CVE-2025-66115 is a vulnerability identified in the MatrixAddons Easy Invoice software, versions up to and including 2.1.4. The issue arises from improper control of the filename parameter used in PHP include or require statements, which leads to a Local File Inclusion (LFI) vulnerability. LFI occurs when an attacker can manipulate the input to include arbitrary files from the local filesystem, potentially exposing sensitive configuration files, source code, or other critical data. In some cases, LFI can be leveraged to execute arbitrary code if combined with other vulnerabilities or misconfigurations. The vulnerability requires the attacker to have high privileges (authentication with elevated access) and network access but does not require user interaction. The CVSS 3.1 base score is 6.6, reflecting a medium severity with network attack vector, low attack complexity, and impact on confidentiality, integrity, and availability. The vulnerability’s scope is changed, indicating that exploitation could affect components beyond the initially vulnerable module. No public exploits or patches are currently available, increasing the urgency for organizations to implement mitigations proactively. The vulnerability is particularly concerning for organizations relying on Easy Invoice for financial operations, as exposure of invoice data or code execution could lead to data breaches or operational disruption.
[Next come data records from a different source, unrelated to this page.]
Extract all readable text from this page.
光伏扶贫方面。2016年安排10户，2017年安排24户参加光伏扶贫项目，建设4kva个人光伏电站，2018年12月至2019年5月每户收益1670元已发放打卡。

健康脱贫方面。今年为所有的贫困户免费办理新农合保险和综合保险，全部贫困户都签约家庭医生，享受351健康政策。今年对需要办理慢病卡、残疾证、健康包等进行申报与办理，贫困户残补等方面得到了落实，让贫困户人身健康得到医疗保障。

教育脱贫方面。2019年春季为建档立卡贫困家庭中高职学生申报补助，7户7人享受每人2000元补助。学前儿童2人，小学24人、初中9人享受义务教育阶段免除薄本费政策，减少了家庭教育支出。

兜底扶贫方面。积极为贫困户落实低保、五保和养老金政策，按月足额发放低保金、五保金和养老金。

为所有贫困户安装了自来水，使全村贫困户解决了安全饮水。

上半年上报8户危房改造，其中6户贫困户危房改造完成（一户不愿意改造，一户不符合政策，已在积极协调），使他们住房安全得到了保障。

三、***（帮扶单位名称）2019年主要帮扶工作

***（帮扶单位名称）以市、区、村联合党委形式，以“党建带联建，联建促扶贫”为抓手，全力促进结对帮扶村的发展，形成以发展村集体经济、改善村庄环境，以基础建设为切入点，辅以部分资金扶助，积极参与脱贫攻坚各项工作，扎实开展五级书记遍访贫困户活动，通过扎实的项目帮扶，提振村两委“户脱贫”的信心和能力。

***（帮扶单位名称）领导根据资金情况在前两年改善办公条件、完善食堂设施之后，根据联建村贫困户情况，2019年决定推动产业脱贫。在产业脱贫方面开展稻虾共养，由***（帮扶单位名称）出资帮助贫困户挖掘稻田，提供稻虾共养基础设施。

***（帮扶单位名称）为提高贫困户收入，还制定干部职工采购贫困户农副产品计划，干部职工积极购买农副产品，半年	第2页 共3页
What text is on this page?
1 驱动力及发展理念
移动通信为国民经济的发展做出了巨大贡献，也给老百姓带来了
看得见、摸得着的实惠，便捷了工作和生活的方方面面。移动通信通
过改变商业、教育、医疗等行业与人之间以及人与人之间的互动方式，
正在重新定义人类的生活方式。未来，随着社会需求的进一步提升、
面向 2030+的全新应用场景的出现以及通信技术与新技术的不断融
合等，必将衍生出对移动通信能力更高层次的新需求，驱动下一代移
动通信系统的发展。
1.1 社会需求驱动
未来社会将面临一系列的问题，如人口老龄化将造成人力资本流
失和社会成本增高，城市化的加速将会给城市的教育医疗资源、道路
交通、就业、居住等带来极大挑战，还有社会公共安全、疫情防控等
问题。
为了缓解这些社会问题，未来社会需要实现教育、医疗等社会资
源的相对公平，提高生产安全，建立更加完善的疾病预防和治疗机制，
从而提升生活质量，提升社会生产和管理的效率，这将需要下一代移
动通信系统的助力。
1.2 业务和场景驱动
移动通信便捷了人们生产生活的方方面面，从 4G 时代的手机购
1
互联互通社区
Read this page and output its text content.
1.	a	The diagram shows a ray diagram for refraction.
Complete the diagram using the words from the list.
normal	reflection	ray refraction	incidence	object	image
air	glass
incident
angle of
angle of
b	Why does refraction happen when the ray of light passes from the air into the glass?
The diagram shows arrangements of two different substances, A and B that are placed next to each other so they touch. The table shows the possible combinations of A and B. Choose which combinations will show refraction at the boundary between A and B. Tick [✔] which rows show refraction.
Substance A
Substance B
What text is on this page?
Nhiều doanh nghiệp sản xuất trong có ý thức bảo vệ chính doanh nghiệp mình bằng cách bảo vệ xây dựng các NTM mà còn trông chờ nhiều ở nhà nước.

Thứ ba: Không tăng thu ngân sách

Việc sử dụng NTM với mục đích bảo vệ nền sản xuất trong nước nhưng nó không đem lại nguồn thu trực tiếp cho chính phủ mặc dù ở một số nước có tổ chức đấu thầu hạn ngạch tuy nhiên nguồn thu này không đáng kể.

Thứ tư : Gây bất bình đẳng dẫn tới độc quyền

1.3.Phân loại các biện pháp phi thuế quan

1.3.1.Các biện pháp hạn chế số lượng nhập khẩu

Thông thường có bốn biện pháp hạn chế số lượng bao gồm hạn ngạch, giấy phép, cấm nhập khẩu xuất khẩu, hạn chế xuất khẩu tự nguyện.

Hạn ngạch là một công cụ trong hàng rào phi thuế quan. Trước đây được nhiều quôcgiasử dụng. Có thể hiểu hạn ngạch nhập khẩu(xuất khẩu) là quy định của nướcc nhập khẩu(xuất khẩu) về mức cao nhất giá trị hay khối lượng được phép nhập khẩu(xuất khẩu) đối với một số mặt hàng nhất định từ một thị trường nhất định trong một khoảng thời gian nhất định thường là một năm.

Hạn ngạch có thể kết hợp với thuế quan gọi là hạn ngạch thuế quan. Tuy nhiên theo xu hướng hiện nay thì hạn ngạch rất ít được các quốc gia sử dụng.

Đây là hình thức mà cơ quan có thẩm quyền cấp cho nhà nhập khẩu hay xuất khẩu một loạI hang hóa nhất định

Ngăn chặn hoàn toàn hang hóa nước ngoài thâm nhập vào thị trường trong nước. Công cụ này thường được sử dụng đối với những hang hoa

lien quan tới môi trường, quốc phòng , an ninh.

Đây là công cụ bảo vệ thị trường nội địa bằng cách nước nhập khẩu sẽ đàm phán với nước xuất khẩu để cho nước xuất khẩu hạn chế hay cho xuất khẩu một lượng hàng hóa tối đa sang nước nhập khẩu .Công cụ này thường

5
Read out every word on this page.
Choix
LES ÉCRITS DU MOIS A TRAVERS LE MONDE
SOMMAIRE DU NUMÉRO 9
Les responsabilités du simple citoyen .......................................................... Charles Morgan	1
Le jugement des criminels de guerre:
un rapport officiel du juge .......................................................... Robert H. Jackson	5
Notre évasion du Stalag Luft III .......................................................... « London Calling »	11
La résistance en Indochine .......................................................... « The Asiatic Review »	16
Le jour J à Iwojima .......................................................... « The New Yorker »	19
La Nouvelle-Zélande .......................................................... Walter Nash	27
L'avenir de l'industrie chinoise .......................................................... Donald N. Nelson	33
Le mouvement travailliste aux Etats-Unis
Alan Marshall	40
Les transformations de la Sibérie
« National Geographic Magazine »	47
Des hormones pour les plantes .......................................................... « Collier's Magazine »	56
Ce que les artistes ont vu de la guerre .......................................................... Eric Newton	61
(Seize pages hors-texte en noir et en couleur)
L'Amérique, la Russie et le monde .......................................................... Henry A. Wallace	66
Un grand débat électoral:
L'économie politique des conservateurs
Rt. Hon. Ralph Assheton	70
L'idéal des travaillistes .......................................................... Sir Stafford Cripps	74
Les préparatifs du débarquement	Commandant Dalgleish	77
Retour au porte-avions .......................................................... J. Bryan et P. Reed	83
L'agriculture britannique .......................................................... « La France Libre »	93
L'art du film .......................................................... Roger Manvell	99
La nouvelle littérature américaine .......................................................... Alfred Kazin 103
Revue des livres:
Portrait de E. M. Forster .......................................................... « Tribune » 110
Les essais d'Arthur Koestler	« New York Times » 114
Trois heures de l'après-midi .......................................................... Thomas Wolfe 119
For European organizations, the impact of CVE-2025-66115 can be significant, especially for small and medium-sized enterprises (SMEs) using Easy Invoice for financial and invoicing processes. Confidentiality risks include exposure of sensitive financial data, customer information, and internal configuration files. Integrity risks involve potential unauthorized modification of invoice data or application files, which could lead to fraudulent transactions or accounting errors. Availability could be impacted if attackers leverage the vulnerability to execute code that disrupts the application or underlying systems. Given the financial nature of the software, exploitation could also have regulatory and compliance implications under GDPR and other data protection laws. The requirement for high privileges limits the attack surface but does not eliminate risk, as insider threats or compromised credentials could enable exploitation. The absence of known exploits in the wild provides a window for mitigation, but organizations should act promptly to prevent potential attacks.

1. Apply patches or updates from MatrixAddons as soon as they become available to address the vulnerability directly. 2. Restrict file inclusion paths in the PHP configuration and application code to a whitelist of safe directories, preventing arbitrary file inclusion. 3. Implement strict input validation and sanitization on all parameters used in include/require statements to block malicious input. 4. Employ the principle of least privilege by limiting user roles and permissions within Easy Invoice to reduce the risk of high-privilege account compromise. 5. Monitor application logs and file access patterns for unusual activity indicative of LFI attempts, such as repeated access to sensitive files. 6. Use Web Application Firewalls (WAFs) with rules designed to detect and block LFI attack vectors. 7. Conduct regular security audits and code reviews focusing on file inclusion mechanisms. 8. Educate administrators and users about credential security to prevent privilege escalation. 9. Isolate the Easy Invoice application environment to limit lateral movement in case of compromise.